Segundo a Revista Oeste, o influenciador digital, que se apresentava como pré-candidato a deputado federal, foi indicado pelo líder do CV em Alagoas, Nem Catenga, para concorrer a uma vaga na Câmara Municipal de Maceió. A tentativa de Almeida de se candidatar pelo Solidariedade foi frustrada pelo próprio partido, evidenciando a manipulação e o controle exercidos por grupos criminosos sobre a política local. Posteriormente, ele mudou de partido, filiando-se ao MDB e utilizando o slogan “respeita os motoboy” para atrair apoiadores.
A operação resultou na prisão de Patrick Almeida e de mais sete indivíduos, além do cumprimento de 30 mandados de busca e apreensão em Maceió, Marechal Deodoro e no Rio de Janeiro. Como apurou a Revista Oeste, o objetivo central da ação é interromper a tentativa de expansão do Comando Vermelho no estado, com o claro objetivo de garantir que a facção não utilize a estrutura do legislativo para seus propósitos ilícitos.
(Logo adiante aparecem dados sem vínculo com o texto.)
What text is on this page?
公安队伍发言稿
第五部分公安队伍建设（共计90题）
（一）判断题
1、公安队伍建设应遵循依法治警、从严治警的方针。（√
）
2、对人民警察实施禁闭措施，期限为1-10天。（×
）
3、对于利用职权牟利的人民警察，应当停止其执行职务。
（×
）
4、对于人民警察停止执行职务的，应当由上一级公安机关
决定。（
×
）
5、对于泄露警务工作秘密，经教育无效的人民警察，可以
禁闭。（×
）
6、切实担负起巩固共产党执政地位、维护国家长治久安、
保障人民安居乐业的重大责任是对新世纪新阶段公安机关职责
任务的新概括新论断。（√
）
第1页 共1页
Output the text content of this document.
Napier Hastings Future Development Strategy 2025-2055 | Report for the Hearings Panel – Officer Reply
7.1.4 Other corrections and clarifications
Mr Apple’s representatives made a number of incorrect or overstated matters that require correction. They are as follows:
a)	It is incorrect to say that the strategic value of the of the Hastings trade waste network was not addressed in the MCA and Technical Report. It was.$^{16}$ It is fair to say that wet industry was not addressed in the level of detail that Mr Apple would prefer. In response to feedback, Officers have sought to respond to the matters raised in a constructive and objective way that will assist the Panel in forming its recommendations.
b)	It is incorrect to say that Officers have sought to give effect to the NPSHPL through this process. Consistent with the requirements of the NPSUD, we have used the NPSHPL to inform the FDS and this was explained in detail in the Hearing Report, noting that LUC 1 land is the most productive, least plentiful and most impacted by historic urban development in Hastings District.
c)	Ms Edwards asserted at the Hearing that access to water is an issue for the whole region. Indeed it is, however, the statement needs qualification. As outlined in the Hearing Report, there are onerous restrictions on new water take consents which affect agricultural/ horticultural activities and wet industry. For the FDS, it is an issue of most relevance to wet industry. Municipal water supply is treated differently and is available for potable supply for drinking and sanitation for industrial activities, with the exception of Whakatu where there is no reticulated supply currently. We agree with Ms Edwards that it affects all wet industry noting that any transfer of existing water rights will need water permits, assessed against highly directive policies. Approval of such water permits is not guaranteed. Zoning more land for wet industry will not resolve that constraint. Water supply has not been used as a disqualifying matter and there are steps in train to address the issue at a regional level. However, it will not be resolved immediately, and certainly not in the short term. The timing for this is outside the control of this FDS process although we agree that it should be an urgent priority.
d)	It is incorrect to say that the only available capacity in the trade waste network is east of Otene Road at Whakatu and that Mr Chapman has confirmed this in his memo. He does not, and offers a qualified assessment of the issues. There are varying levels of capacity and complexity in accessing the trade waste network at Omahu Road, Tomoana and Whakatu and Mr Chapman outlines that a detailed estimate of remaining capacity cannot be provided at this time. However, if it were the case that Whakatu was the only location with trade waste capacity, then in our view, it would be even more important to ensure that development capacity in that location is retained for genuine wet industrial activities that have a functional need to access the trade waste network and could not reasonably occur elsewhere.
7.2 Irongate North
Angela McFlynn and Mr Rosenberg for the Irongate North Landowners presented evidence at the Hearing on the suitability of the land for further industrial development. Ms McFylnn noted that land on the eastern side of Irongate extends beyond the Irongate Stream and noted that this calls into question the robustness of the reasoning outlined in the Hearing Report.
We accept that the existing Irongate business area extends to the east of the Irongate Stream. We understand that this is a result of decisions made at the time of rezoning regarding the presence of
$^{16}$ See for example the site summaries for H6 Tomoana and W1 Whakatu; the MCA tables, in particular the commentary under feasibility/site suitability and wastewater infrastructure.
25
O delegado Igor Diego, do Departamento de Repressão à Corrupção e ao Crime Organizado, enfatizou a importância da operação para conter a crescente ameaça.
O caso levanta sérias questões sobre a infiltração de criminosos na política e a necessidade de um combate mais rigoroso às organizações que buscam corromper o sistema democrático. A prisão de Patrick Almeida, juntamente com a operação que o envolve, representa um passo importante na luta contra o crime organizado, mas também serve como um alerta sobre os riscos da ambição desmedida e da aliança com grupos perigosos.